Mexicans voted for a new president Sunday after a campaign dominated by calls for economic growth and debate about how to proceed with a bloody war on drug cartels that has killed nearly 50,000 people since 2006.
 
Enrique Pena Nieto, a 45-year-old with boyish good looks from the centrist Institutional Revolutionary Party (PRI), held a significant lead as lines formed outside voting stations in Mexico’s 31 states.
 
His victory would mark the return to power of a party whose system of top-down politics and patronage controlled the Mexican presidency through much of the 20th century...
 
...Christopher Sabatini, who directs policy at the Americas Society and Council of the Americas in New York, said it is unlikely that Mr.
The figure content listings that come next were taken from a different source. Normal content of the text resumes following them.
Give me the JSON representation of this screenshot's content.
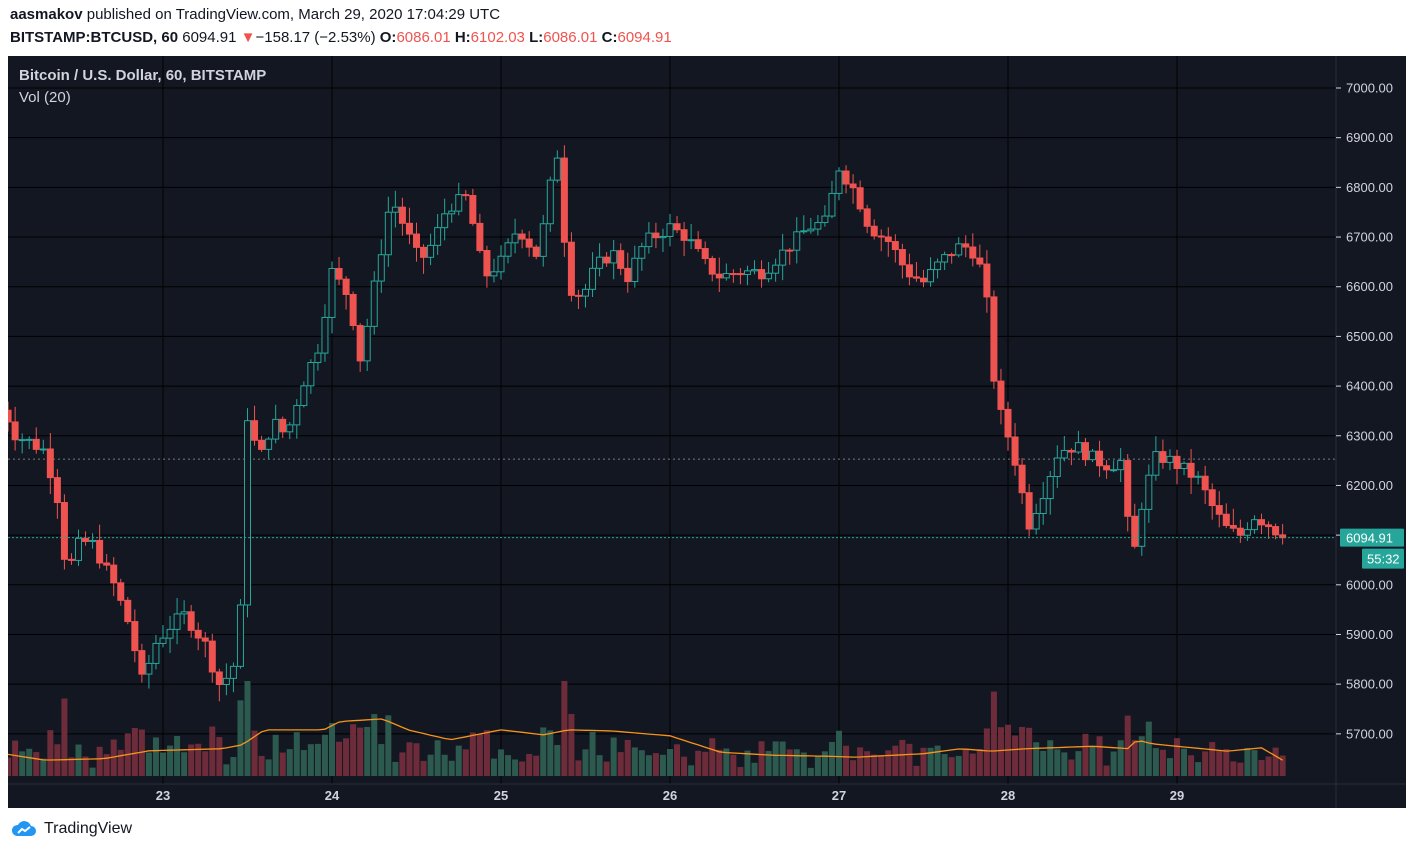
{
  "header": {
    "author": "aasmakov",
    "published_text": "published on TradingView.com, March 29, 2020 17:04:29 UTC",
    "symbol": "BITSTAMP:BTCUSD, 60",
    "last_price": "6094.91",
    "change_arrow": "▼",
    "change": "−158.17 (−2.53%)",
    "open_label": "O:",
    "open": "6086.01",
    "high_label": "H:",
    "high": "6102.03",
    "low_label": "L:",
    "low": "6086.01",
    "close_label": "C:",
    "close": "6094.91"
  },
  "legend": {
    "title": "Bitcoin / U.S. Dollar, 60, BITSTAMP",
    "volume": "Vol (20)"
  },
  "footer": {
    "brand": "TradingView",
    "logo_icon": "tradingview-cloud-logo-icon"
  },
  "colors": {
    "background": "#131722",
    "grid": "#000000",
    "up": "#26a69a",
    "down": "#ef5350",
    "volume_up": "#2d5a4f",
    "volume_down": "#6e2c3a",
    "volume_ma": "#f7931a",
    "axis_text": "#d1d4dc",
    "price_tag": "#26a69a"
  },
  "chart_data": {
    "type": "candlestick",
    "title": "Bitcoin / U.S. Dollar, 60, BITSTAMP",
    "timeframe": "60",
    "y_axis": {
      "ticks": [
        "7000.00",
        "6900.00",
        "6800.00",
        "6700.00",
        "6600.00",
        "6500.00",
        "6400.00",
        "6300.00",
        "6200.00",
        "6100.00",
        "6000.00",
        "5900.00",
        "5800.00",
        "5700.00"
      ],
      "ylim": [
        5620,
        7060
      ]
    },
    "x_axis": {
      "ticks": [
        "23",
        "24",
        "25",
        "26",
        "27",
        "28",
        "29"
      ]
    },
    "last_price_tag": "6094.91",
    "countdown_tag": "55:32",
    "previous_close_line": 6253,
    "anchors": [
      [
        "22.00",
        6310
      ],
      [
        "22.05",
        6360
      ],
      [
        "22.13",
        6300
      ],
      [
        "22.20",
        6290
      ],
      [
        "22.30",
        6270
      ],
      [
        "22.38",
        6170
      ],
      [
        "22.43",
        6020
      ],
      [
        "22.50",
        6080
      ],
      [
        "22.57",
        6090
      ],
      [
        "22.65",
        6040
      ],
      [
        "22.71",
        6000
      ],
      [
        "22.80",
        5920
      ],
      [
        "22.88",
        5800
      ],
      [
        "22.95",
        5880
      ],
      [
        "23.05",
        5920
      ],
      [
        "23.13",
        5940
      ],
      [
        "23.25",
        5880
      ],
      [
        "23.33",
        5800
      ],
      [
        "23.40",
        5820
      ],
      [
        "23.45",
        5870
      ],
      [
        "23.50",
        6340
      ],
      [
        "23.57",
        6250
      ],
      [
        "23.65",
        6330
      ],
      [
        "23.73",
        6300
      ],
      [
        "23.82",
        6400
      ],
      [
        "23.92",
        6480
      ],
      [
        "24.00",
        6630
      ],
      [
        "24.10",
        6580
      ],
      [
        "24.17",
        6450
      ],
      [
        "24.25",
        6600
      ],
      [
        "24.35",
        6780
      ],
      [
        "24.43",
        6720
      ],
      [
        "24.52",
        6650
      ],
      [
        "24.60",
        6690
      ],
      [
        "24.68",
        6760
      ],
      [
        "24.80",
        6780
      ],
      [
        "24.90",
        6620
      ],
      [
        "25.00",
        6650
      ],
      [
        "25.10",
        6720
      ],
      [
        "25.22",
        6660
      ],
      [
        "25.33",
        6880
      ],
      [
        "25.40",
        6600
      ],
      [
        "25.48",
        6580
      ],
      [
        "25.56",
        6640
      ],
      [
        "25.66",
        6670
      ],
      [
        "25.75",
        6620
      ],
      [
        "25.85",
        6690
      ],
      [
        "26.00",
        6720
      ],
      [
        "26.10",
        6700
      ],
      [
        "26.22",
        6640
      ],
      [
        "26.30",
        6620
      ],
      [
        "26.40",
        6630
      ],
      [
        "26.55",
        6630
      ],
      [
        "26.70",
        6680
      ],
      [
        "26.82",
        6720
      ],
      [
        "26.92",
        6730
      ],
      [
        "27.00",
        6840
      ],
      [
        "27.10",
        6790
      ],
      [
        "27.18",
        6720
      ],
      [
        "27.30",
        6690
      ],
      [
        "27.40",
        6630
      ],
      [
        "27.50",
        6610
      ],
      [
        "27.60",
        6650
      ],
      [
        "27.70",
        6680
      ],
      [
        "27.78",
        6680
      ],
      [
        "27.86",
        6620
      ],
      [
        "27.93",
        6370
      ],
      [
        "28.00",
        6300
      ],
      [
        "28.05",
        6240
      ],
      [
        "28.12",
        6120
      ],
      [
        "28.20",
        6180
      ],
      [
        "28.30",
        6270
      ],
      [
        "28.40",
        6280
      ],
      [
        "28.52",
        6250
      ],
      [
        "28.60",
        6240
      ],
      [
        "28.68",
        6250
      ],
      [
        "28.73",
        6030
      ],
      [
        "28.80",
        6180
      ],
      [
        "28.88",
        6260
      ],
      [
        "28.96",
        6250
      ],
      [
        "29.05",
        6230
      ],
      [
        "29.13",
        6210
      ],
      [
        "29.22",
        6150
      ],
      [
        "29.30",
        6110
      ],
      [
        "29.38",
        6100
      ],
      [
        "29.45",
        6140
      ],
      [
        "29.55",
        6120
      ],
      [
        "29.63",
        6094.91
      ]
    ],
    "volume_ma_anchors": [
      [
        "22.00",
        5663
      ],
      [
        "22.30",
        5647
      ],
      [
        "22.65",
        5650
      ],
      [
        "22.92",
        5666
      ],
      [
        "23.35",
        5670
      ],
      [
        "23.47",
        5678
      ],
      [
        "23.60",
        5708
      ],
      [
        "23.95",
        5708
      ],
      [
        "24.05",
        5725
      ],
      [
        "24.30",
        5730
      ],
      [
        "24.45",
        5708
      ],
      [
        "24.70",
        5688
      ],
      [
        "25.00",
        5708
      ],
      [
        "25.25",
        5698
      ],
      [
        "25.40",
        5708
      ],
      [
        "25.65",
        5706
      ],
      [
        "26.00",
        5696
      ],
      [
        "26.30",
        5663
      ],
      [
        "26.60",
        5657
      ],
      [
        "26.92",
        5655
      ],
      [
        "27.10",
        5653
      ],
      [
        "27.50",
        5660
      ],
      [
        "27.72",
        5670
      ],
      [
        "27.90",
        5665
      ],
      [
        "28.10",
        5670
      ],
      [
        "28.50",
        5675
      ],
      [
        "28.72",
        5670
      ],
      [
        "28.76",
        5688
      ],
      [
        "28.85",
        5680
      ],
      [
        "29.30",
        5665
      ],
      [
        "29.50",
        5672
      ],
      [
        "29.63",
        5646
      ]
    ]
  }
}
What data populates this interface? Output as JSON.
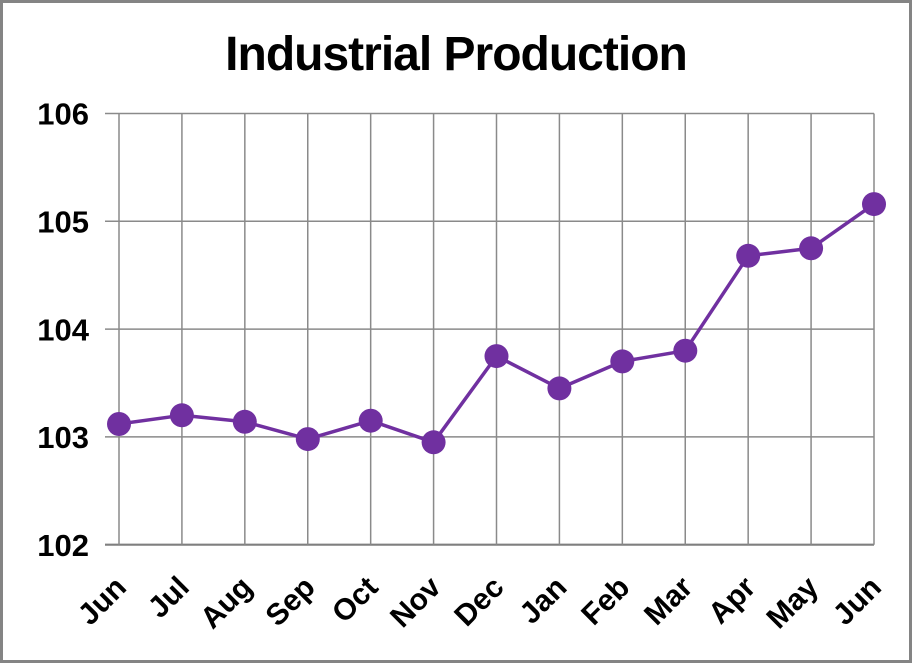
{
  "window": {
    "background_color": "#ffffff",
    "frame_border_color": "#848484"
  },
  "chart_data": {
    "type": "line",
    "title": "Industrial Production",
    "categories": [
      "Jun",
      "Jul",
      "Aug",
      "Sep",
      "Oct",
      "Nov",
      "Dec",
      "Jan",
      "Feb",
      "Mar",
      "Apr",
      "May",
      "Jun"
    ],
    "series": [
      {
        "name": "Industrial Production",
        "values": [
          103.12,
          103.2,
          103.14,
          102.98,
          103.15,
          102.95,
          103.75,
          103.45,
          103.7,
          103.8,
          104.68,
          104.75,
          105.16
        ],
        "color": "#7030A0",
        "marker": "circle"
      }
    ],
    "xlabel": "",
    "ylabel": "",
    "ylim": [
      102,
      106
    ],
    "ytick_step": 1,
    "yticks": [
      "102",
      "103",
      "104",
      "105",
      "106"
    ],
    "x_labels_rotation_deg": 45,
    "grid": "both",
    "gridline_color": "#8a8a8a",
    "axis_line_color": "#7f7f7f",
    "tick_label_color": "#000000",
    "legend": "none"
  }
}
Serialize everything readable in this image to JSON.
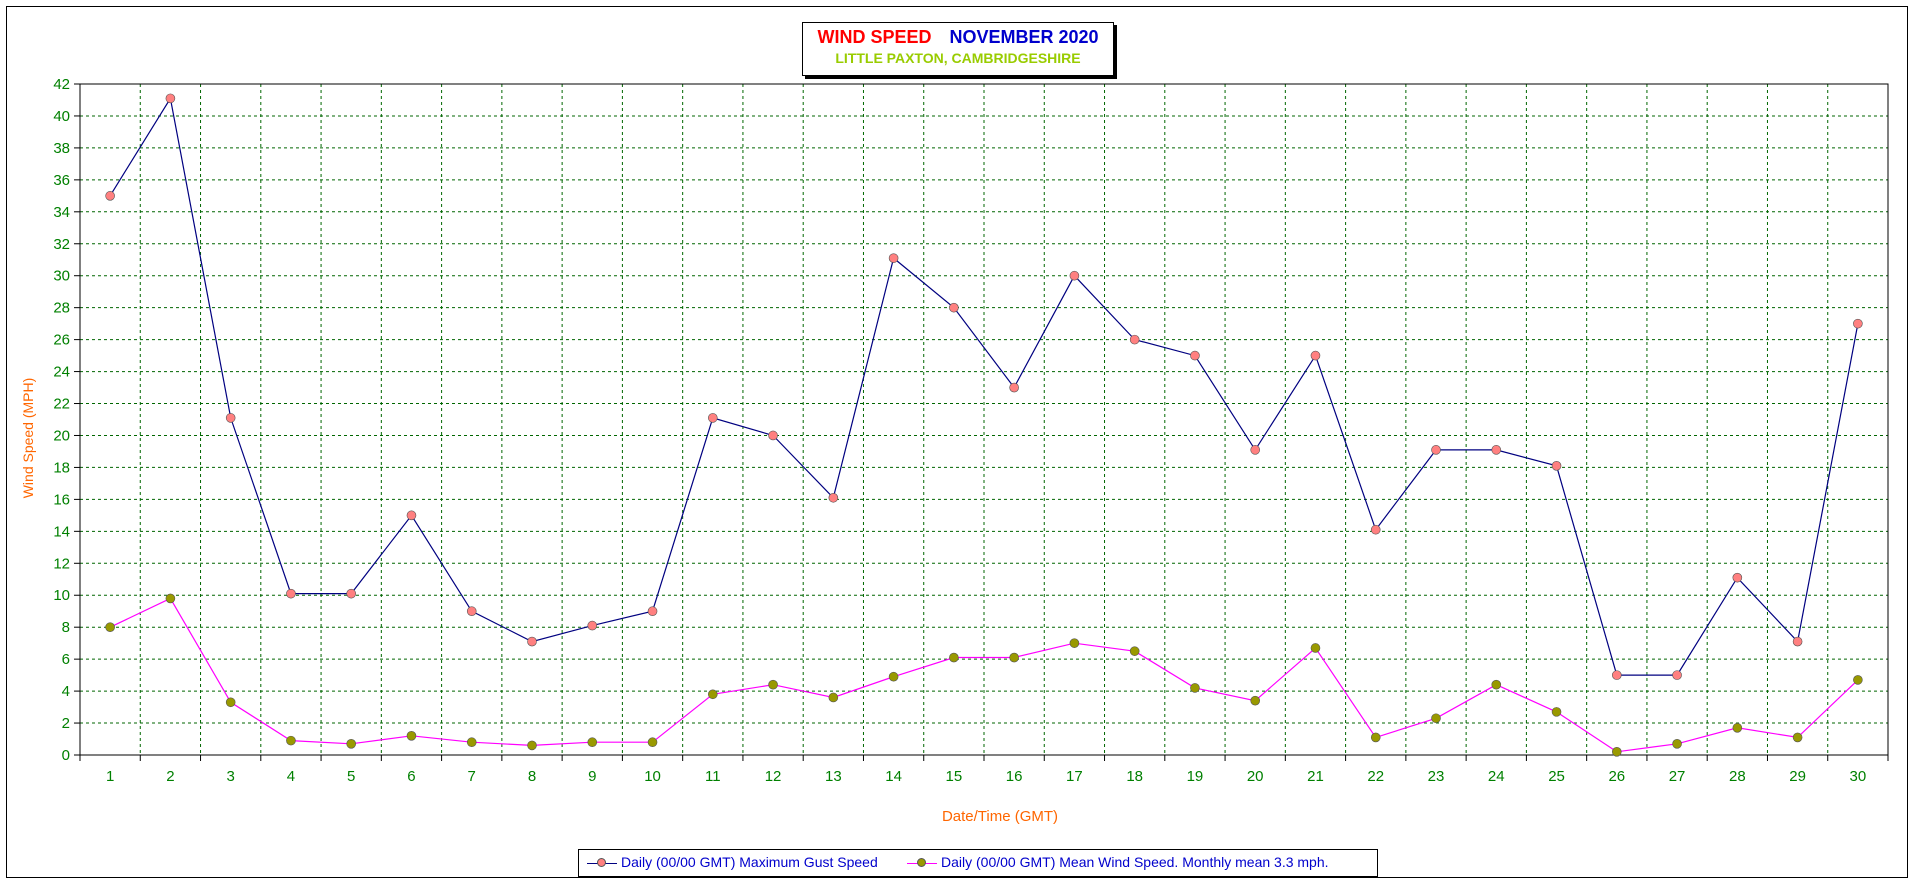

Lopez Obrador’s supporters would be able to galvanize an election challenge as effectively as they did six years ago.
 
“We’re talking about a margin of difference that’s probably going to be a lot larger this time around,” said Mr. Sabatini, adding that Mr. Lopez Obrador’s supporters may stage demonstrations challenging the legitimacy of Mexico’s overall political system, but they likely will struggle to claim the race was stolen in a close vote.
 
“I don’t think he’ll directly contest the elections,” Mr. Sabatini said. “I think what they’re going to contest is the corruption of the system generally, a system under which the old PRI machinery has now roared back to life in the wake of the PAN’s failure of the last 12 years.”